We did not observe any statistically significant differences in metabolite concentrations when comparing patients with bladder cancer across different treatment settings—namely, neoadjuvant, adjuvant, and metastatic at baseline. This is likely attributable to the small sample size rather than a true absence of differences among the various disease settings.
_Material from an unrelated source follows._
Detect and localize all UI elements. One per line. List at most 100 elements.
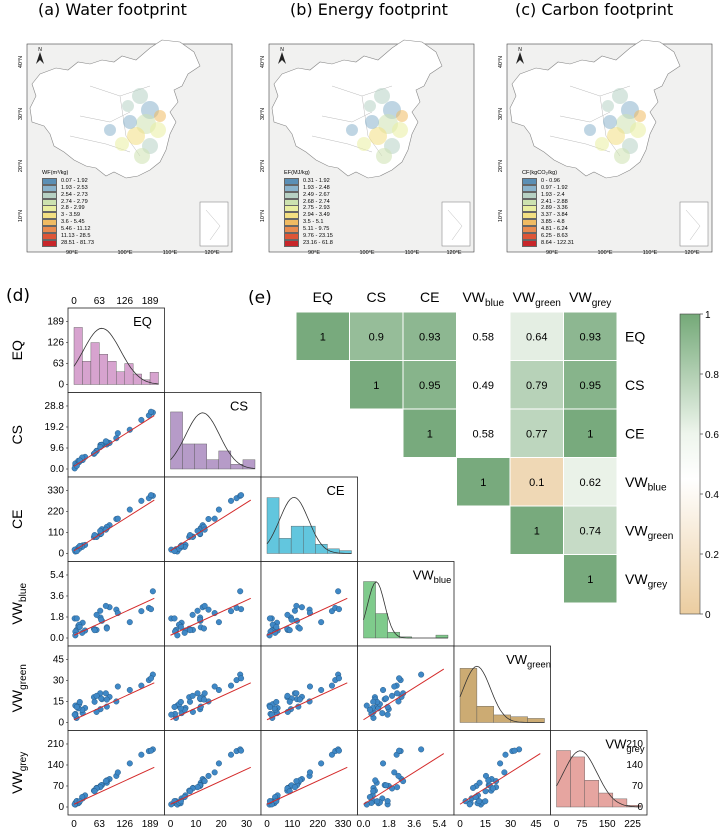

To our knowledge, this is the first metabolomics study to assess BC patients receiving chemotherapy in different settings, providing longitudinal monitoring to identify potential alterations in the metabolic profile induced by chemotherapy. In our cohort of patients who received neoadjuvant chemotherapy, 62.5% achieved a partial pathological response and 25% achieved a complete pathological response. In this cohort, an increase in hypoxanthine levels was observed, possibly indicative of cell death and DNA degradation. This hypothesis could be supported by the correlation with uric acid levels. Conversely, acetone, acetate and TMAO concentrations decreased, suggesting a potential predictive role of these metabolites in chemotherapy response, which aligns with the observed patient outcomes. These findings highlight the unique insights that can be gained through longitudinal metabolomic analysis in the context of chemotherapy for bladder cancer. Focusing on the monitoring of these metabolites throughout treatment could further validate their predictive role in chemotherapy response and assist in the earlier identification of non-responding patients, who could then be more promptly directed to surgical resection.
Key limitations of our study include a small sample size, heterogeneity in the enrolled population, and a short follow-up period. In particular, the limited number of patients in specific subgroups—such as those receiving carboplatin-gemcitabine or presenting with metastatic disease—precluded meaningful comparative analyses between treatment regimens and disease stages (e.g., M0 vs. M1). Conducting such comparisons under these conditions would risk generating biased or unreliable conclusions. To ensure methodological rigor, we therefore focused our analyses on the most homogeneous subgroup: patients undergoing neoadjuvant chemotherapy. Future perspectives involve expanding the cohort size and extending the follow-up duration. This strategic approach aims to enhance statistical power and comprehensiveness, allowing for more comprehensive subgroup analyses and enabling the identification of potentially predictive biomarkers for treatment response.
Conclusions
5
The results of our pilot study confirm perturbations in several metabolic pathways crucial for energy production in serum samples from patients with bladder cancer, including glycolysis, fatty acid metabolism, amino acid metabolism, and purine metabolism. In addition, TMAO may contribute to the development of urothelial carcinoma by promoting a pro-inflammatory and oxidative stress state. These findings support the potential of metabolic biomarkers for early diagnosis and prognosis assessment in patients with urothelial bladder cancer. Furthermore, monitoring these metabolites may provide a valuable tool for predicting treatment response.